By Committee To Protect Journalists

Photos: First News

Abuja, March 21, 2024—The Nigerian military should swiftly and publicly account for the whereabouts of First News editor Segun Olatunji, who was taken by armed men identifying themselves as officers with the army, disclose any charges against him, and ensure his safety, said the Committee to Protect Journalists on Thursday.

On March 15, around 15 armed men in two unmarked vans arrived at Olatunji’s home in Alagbado, a community in Nigeria’s western Lagos state. The men, two of whom wore military-style uniforms, introduced themselves as officers of the Nigerian army and forced Olatunji to come with them without explanation, according to media reports and Olatunji’s wife Abiodun Oluwakemi, who spoke to CPJ by phone. Oluwakemi added that she pleaded with the men not to take her husband.

A First News report following Olatunji’s arrest speculated that the journalist may have been taken in response to a February 29 report by the privately owned online news site that accused an official working with the Nigeria Defence Intelligence Agency (DIA), which serves under Nigeria’s Ministry of Defence, of failing to fairly allocate public contracts. First News publisher Daniel Iworiso-Markson also told CPJ that Olatunji had recently removed a story from the site about how a popular contractor used by public officials had allegedly diverted government funds. The story was taken down after Olatunji received calls from people who described the report as problematic. Iworiso-Markson told CPJ that he did not have any details about the people who called Olatunji about the story.
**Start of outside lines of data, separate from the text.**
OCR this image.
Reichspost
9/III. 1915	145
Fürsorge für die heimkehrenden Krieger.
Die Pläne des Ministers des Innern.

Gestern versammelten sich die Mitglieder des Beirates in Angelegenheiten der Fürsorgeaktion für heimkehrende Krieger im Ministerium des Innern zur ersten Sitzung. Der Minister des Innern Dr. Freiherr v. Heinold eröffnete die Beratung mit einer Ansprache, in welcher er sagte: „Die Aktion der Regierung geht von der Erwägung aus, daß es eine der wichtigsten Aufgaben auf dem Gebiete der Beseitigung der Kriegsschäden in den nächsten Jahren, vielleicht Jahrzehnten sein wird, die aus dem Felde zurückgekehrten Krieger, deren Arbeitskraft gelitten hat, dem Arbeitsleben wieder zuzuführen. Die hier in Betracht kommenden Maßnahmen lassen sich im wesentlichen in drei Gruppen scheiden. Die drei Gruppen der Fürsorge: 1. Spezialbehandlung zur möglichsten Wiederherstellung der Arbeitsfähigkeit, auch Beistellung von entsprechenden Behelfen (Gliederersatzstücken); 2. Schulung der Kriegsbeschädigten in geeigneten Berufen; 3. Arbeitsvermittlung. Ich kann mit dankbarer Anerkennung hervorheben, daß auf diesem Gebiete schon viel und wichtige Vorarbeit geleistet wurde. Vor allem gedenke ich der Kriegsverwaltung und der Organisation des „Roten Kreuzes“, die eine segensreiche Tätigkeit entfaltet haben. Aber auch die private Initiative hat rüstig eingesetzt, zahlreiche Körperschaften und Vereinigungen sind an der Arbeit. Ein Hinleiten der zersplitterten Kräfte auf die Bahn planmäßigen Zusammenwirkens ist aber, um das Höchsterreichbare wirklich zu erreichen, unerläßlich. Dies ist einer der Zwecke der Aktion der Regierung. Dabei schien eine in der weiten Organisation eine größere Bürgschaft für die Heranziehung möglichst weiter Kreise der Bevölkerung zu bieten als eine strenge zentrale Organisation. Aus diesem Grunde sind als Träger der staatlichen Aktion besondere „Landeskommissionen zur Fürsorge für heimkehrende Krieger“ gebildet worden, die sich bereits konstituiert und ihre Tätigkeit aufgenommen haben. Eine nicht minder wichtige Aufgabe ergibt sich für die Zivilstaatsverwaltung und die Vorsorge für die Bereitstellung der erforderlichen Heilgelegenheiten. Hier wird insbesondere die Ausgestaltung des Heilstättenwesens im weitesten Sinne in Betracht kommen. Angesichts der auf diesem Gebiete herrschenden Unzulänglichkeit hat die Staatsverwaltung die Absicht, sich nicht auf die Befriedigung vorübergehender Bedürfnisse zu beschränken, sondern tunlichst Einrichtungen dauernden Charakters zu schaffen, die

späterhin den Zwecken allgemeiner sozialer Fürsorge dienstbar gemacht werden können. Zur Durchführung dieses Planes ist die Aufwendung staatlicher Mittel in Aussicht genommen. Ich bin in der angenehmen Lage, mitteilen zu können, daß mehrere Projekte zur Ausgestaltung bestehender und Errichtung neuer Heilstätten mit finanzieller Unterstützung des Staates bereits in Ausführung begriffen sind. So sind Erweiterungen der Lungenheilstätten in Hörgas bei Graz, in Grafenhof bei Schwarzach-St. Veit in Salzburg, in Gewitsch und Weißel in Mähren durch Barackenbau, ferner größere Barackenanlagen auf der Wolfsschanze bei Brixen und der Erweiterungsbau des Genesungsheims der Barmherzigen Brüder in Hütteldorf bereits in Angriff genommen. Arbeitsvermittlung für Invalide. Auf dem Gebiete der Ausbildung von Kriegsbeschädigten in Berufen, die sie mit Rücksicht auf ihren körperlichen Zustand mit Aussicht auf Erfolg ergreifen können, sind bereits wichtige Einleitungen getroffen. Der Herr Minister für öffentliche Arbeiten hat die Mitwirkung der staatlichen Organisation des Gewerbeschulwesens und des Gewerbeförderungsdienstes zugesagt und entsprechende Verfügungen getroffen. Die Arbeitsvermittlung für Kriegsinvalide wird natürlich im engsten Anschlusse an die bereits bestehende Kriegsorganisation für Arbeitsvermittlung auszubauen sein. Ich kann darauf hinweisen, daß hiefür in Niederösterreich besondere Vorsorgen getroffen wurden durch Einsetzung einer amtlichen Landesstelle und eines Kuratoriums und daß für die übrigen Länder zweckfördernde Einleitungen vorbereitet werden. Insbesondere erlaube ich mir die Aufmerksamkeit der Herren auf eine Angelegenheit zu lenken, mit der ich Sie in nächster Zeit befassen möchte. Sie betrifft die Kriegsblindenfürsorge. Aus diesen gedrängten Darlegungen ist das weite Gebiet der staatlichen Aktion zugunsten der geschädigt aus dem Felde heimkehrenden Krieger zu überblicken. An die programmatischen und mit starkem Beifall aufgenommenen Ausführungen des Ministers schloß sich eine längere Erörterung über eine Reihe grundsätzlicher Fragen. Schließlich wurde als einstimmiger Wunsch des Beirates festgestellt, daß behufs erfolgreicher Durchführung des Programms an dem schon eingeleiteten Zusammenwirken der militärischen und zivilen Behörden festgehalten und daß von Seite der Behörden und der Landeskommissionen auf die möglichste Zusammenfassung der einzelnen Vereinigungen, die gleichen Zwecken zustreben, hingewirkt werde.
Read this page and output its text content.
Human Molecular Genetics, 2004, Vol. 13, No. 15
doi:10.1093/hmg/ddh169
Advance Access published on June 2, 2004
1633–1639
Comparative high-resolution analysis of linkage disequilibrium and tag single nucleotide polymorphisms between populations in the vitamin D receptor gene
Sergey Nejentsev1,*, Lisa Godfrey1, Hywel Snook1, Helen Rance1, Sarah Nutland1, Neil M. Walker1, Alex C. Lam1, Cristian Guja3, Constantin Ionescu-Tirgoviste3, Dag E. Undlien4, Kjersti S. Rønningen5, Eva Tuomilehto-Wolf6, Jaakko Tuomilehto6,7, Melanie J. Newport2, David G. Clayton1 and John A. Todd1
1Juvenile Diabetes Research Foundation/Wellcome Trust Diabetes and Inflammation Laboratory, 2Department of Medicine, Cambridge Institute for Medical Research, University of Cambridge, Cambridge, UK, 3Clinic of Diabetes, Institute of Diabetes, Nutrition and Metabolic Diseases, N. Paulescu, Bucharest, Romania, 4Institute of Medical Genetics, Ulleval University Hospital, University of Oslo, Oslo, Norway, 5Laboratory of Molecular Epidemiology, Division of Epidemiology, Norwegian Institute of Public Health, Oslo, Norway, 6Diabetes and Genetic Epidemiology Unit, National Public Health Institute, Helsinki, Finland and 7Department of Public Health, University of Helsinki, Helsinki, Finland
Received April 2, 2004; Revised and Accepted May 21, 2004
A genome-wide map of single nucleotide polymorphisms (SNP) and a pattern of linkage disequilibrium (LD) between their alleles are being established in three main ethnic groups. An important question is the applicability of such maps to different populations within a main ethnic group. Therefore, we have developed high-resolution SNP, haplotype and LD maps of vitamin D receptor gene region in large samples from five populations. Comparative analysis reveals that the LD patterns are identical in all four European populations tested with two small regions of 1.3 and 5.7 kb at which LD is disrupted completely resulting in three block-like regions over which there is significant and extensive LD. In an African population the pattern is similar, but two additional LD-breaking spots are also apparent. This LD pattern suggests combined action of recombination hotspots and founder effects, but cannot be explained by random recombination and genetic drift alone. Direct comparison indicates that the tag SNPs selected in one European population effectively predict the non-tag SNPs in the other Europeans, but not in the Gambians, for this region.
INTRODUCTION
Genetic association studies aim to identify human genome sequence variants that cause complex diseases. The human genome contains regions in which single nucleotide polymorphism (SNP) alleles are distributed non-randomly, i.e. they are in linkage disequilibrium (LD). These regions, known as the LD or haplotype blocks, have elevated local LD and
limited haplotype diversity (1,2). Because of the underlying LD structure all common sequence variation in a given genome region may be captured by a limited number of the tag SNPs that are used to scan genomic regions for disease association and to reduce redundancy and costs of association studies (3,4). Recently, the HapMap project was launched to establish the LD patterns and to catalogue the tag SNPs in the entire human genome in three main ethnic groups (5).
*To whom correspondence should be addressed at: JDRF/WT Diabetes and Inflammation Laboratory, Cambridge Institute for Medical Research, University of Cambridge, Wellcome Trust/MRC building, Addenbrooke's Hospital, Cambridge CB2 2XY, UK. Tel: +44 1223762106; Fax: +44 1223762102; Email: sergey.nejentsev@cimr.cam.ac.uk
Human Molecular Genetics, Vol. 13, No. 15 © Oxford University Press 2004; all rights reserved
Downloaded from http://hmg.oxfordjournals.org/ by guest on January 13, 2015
“Olatunji’s arrest by armed men identifying themselves as officers with the Nigerian army is totally unacceptable. Nigerian authorities must ensure his safety and swiftly clarify the reasons for his detention,” said CPJ Africa Program Head Angela Quintal in New York. “The seizure of journalists from their homes is behavior reminiscent of an era in Nigerian history when the military ran the country and has no place in a modern democracy.”

Oluwakemi told CPJ that on March 12, three days before he was taken, armed men approached a local security guard and showed him a photo of Olatunji, asking for his whereabouts. When the guard could not provide sufficient details, the men instructed him to use his phone to call a number they provided. The number connected to Oluwakemi’s phone, and the guard asked her questions about admission to a local university, which made no sense, Oluwakemi added.

Oluwakemi said she was confused and bothered by the call and, after contacting him again, learned from the security guard that the armed men had followed him over the days between making him place the call and Olatunji being taken.

On March 18, Oluwakemi and Iworiso-Markson told CPJ by phone that they tried to locate the Olatunji at police stations and contacted friends and colleagues in various military offices across the state—even within Nigeria’s capital, Abuja, without success. Olatunji’s phone, which he had when the men took him, also appeared to have been turned off.

On March 19, Oluwakemi said she went to the local office of Nigeria’s State Security Service (SSS), also known by the acronym DSS. Officers there allowed her to enter the building in search of Olatunji, but she did not find him.

CPJ called and texted Lagos police spokesperson Benjamin Hundeyin but received no response. However, Iworiso-Markson told CPJ via messaging app on March 19 that the federal police force confirmed that they had begun investigating the matter.

CPJ called the number listed on the Nigerian army’s Facebook page, but an automated response said, “the called number does not have the facility to receive calls.” CPJ’s calls to Nigerian army spokesperson Onyema Nwachukwu rang unanswered.

Over the days since Olatunji was taken, the Nigerian Guild of Editors, the Nigeria Union of Journalists, and the Human Rights Writers Association of Nigeria (HURIWA) each issued statements of concern over the journalist.